Ele aparece nestes termos em Trás-os-Montes, na faixa fronteiriça de Rio de Onor e
Terras de Miranda, e é mesmo muitas vezes uma mera caixa, à qual se aplicaram
bordões nos dois lados. Em Rio de Onor, o tamboril acompanha a gaita-de-foles nas
mesmas ocasiões em que esta se usa, e toca-se em posição horizontal, com duas
baquetas, ambas sobre a mesma pele; em Terras de Miranda, onde ele é muito
popular e de especial agrado do povo, ele toca-se de igual maneira, com grande maestria, geralmente a acompanhar a dança, com o bombo, a gaita, a fraita, os
ferrinhos, castanholas e «carracas» (conchas de vieiras); mas muitas vezes tocam-no
mesmo sozinho, sem acompanhamento de qualquer outro instrumento, podendo as
pessoas dançar horas sem fim, apenas com o seu rufar.

Foto: O Tamborileiro Virgílio Augusto Cristal a tocar na Eira para um
grupo de bailadores.
O tamboril e flauta, tocados por uma só pessoa, num conjunto instrumental unitário
e coerente, é, em Portugal, uma forma rara e pouco representativa, que existe, pelo
menos actualmente, como vimos, apenas em duas regiões delimitadas e afastadas
uma da outra: em algumas aldeias raianas de Terras de Miranda, no Leste trasmontano,
como elemento instrumental fundamental das festas em que têm lugar — Danças de
Pauliteiros, dos Velhos, Festas de Rapazes, Presépios de Natal, ofícios e certas outras
solenidades religiosas —, a par ou em lugar da gaita-de-foles, em funções de nítido
carácter cerimonial e até litúrgico, e também em funções profanas e lúdicas, fiadeiros
e outras diversões avulsas e acontecimentos de menor vulto, ao serviço da
velha música característica dessa zona; e na faixa alentejana além Guadiana, associado às
festas religiosas patronais ou principais das várias localidades, aí apenas em funções
cerimoniais qualificadas, servindo uma curta fórmula musical puramente ritual, que
nada tem que ver com a música corrente da região. Em cada uma delas, ele mostra
certos caracteres comuns, e, por outro lado, diferenças muito sensíveis.

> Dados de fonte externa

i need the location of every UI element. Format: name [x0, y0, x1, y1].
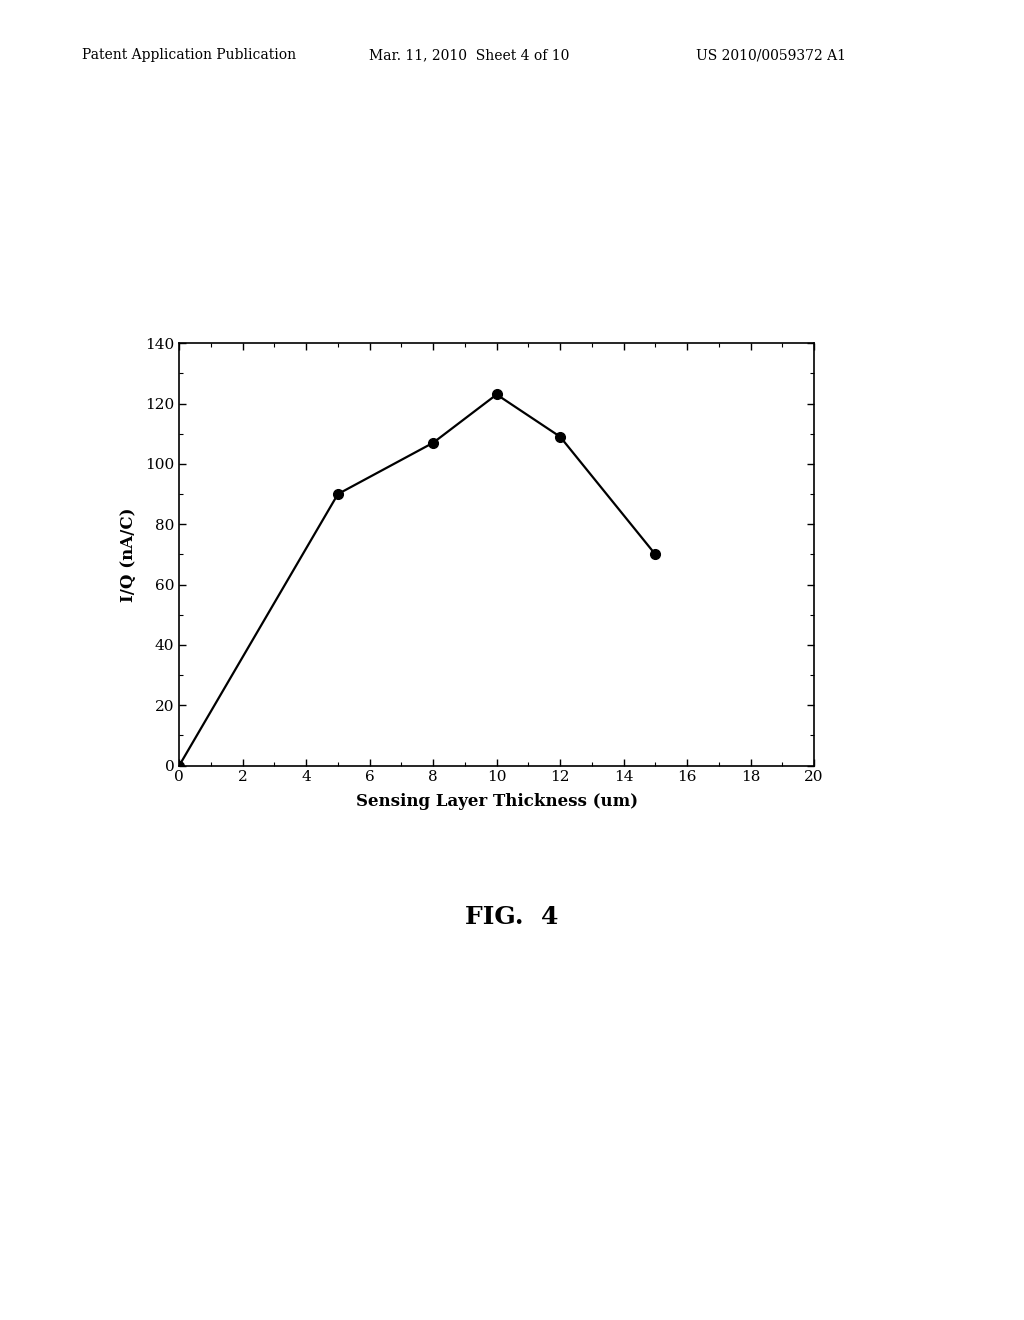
Y-axis label: I/Q (nA/C): I/Q (nA/C) — [120, 507, 137, 602]
Text: FIG.  4: FIG. 4 — [465, 906, 559, 929]
Text: Mar. 11, 2010  Sheet 4 of 10: Mar. 11, 2010 Sheet 4 of 10 — [369, 49, 569, 62]
X-axis label: Sensing Layer Thickness (um): Sensing Layer Thickness (um) — [355, 793, 638, 809]
Text: US 2010/0059372 A1: US 2010/0059372 A1 — [696, 49, 846, 62]
Text: Patent Application Publication: Patent Application Publication — [82, 49, 296, 62]
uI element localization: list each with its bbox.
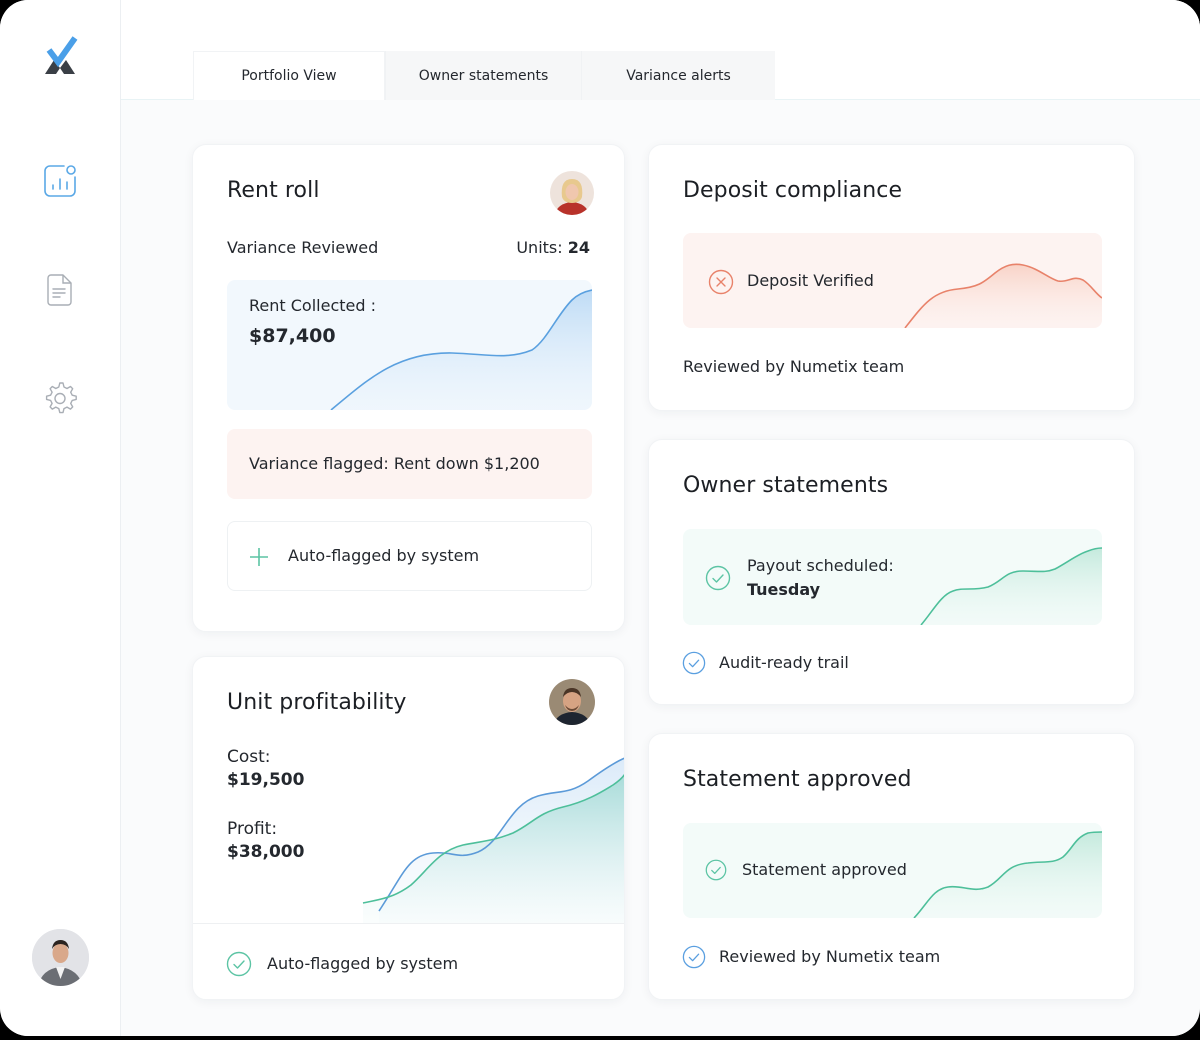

O pífaro, como instrumento deste conjunto — a flaita ou gaita —, é,
como dissemos, um tipo de flauta doce, com fenda em bisel, por onde se sopra, e com três furos no
topo oposto: dois na face superior, para o indicador — normalmente da esquerda —,
e um na inferior, para o polegar; o instrumento segura-se e toca-se com essa mesma
mão, firmado na boca e, no outro topo, pelo polegar e pelos dedos mínimo e anelar
dessa mão. No Alentejo, ele tem, para esse efeito, umas pequenas molduras apropriadas,
onde encaixam estes dedos: o mínimo por baixo e o anelar por cima. Em Trás-os-Montes, onde tais molduras não existem, o mínimo apenas ampara o pífaro
de topo. O tamboril vai suspenso desse mesmo braço, por uma pequena correia, e é batido com a baqueta única, empunhada pela mão direita. Os
tamboris e flautas dos tamborileiros trasmontanos, a despeito do seu uso cerimonial,
nenhum carácter colectivo possuem. (Extraído
e adaptado do livro "Instrumentos Musicais Populares
Portugueses", de Ernesto de Oliveira e Benjamim Pereira, Gulbenkian,
2000).
O Pivot: Alberto
Jambrina Leal
Alberto
Jambrina Leal é membro fundador do grupo Habas Verdes,
considerada uma das formações de música tradicional mais
interessantes de Espanha., bem como do duo Tradinova.
Sendo
formado como profissional de Piano pelo Conservatório Superior de
Badajoz bem como de Flauta de Pico pelo Conservátorio Profissional de
Salamanca, Jambrina é actualmente coordenador da Escola de Folclore do
Consórcio de Fomento Musical de Zamora.
É também autor do livro “La Gaita y el Tamboril” que reflecte
o panorama da presença da flauta de três buracos ao longo da Península
Ibérica. Em Portugal efectou várias recolhas sobre as diversas tradições
musicais de Trás-os-Montes, tendo centralizado o seu trabalho na tradição
da gaita de foles e flauta tamborileira. Sobre esta o seu trabalho foi
desenvolvido junto de conceituados tocadores do planalto transmontano,
tais como Virgílio Cristal de Constantim e Ângelo Arribas de Freixiosa
com os quais fez algumas gravações.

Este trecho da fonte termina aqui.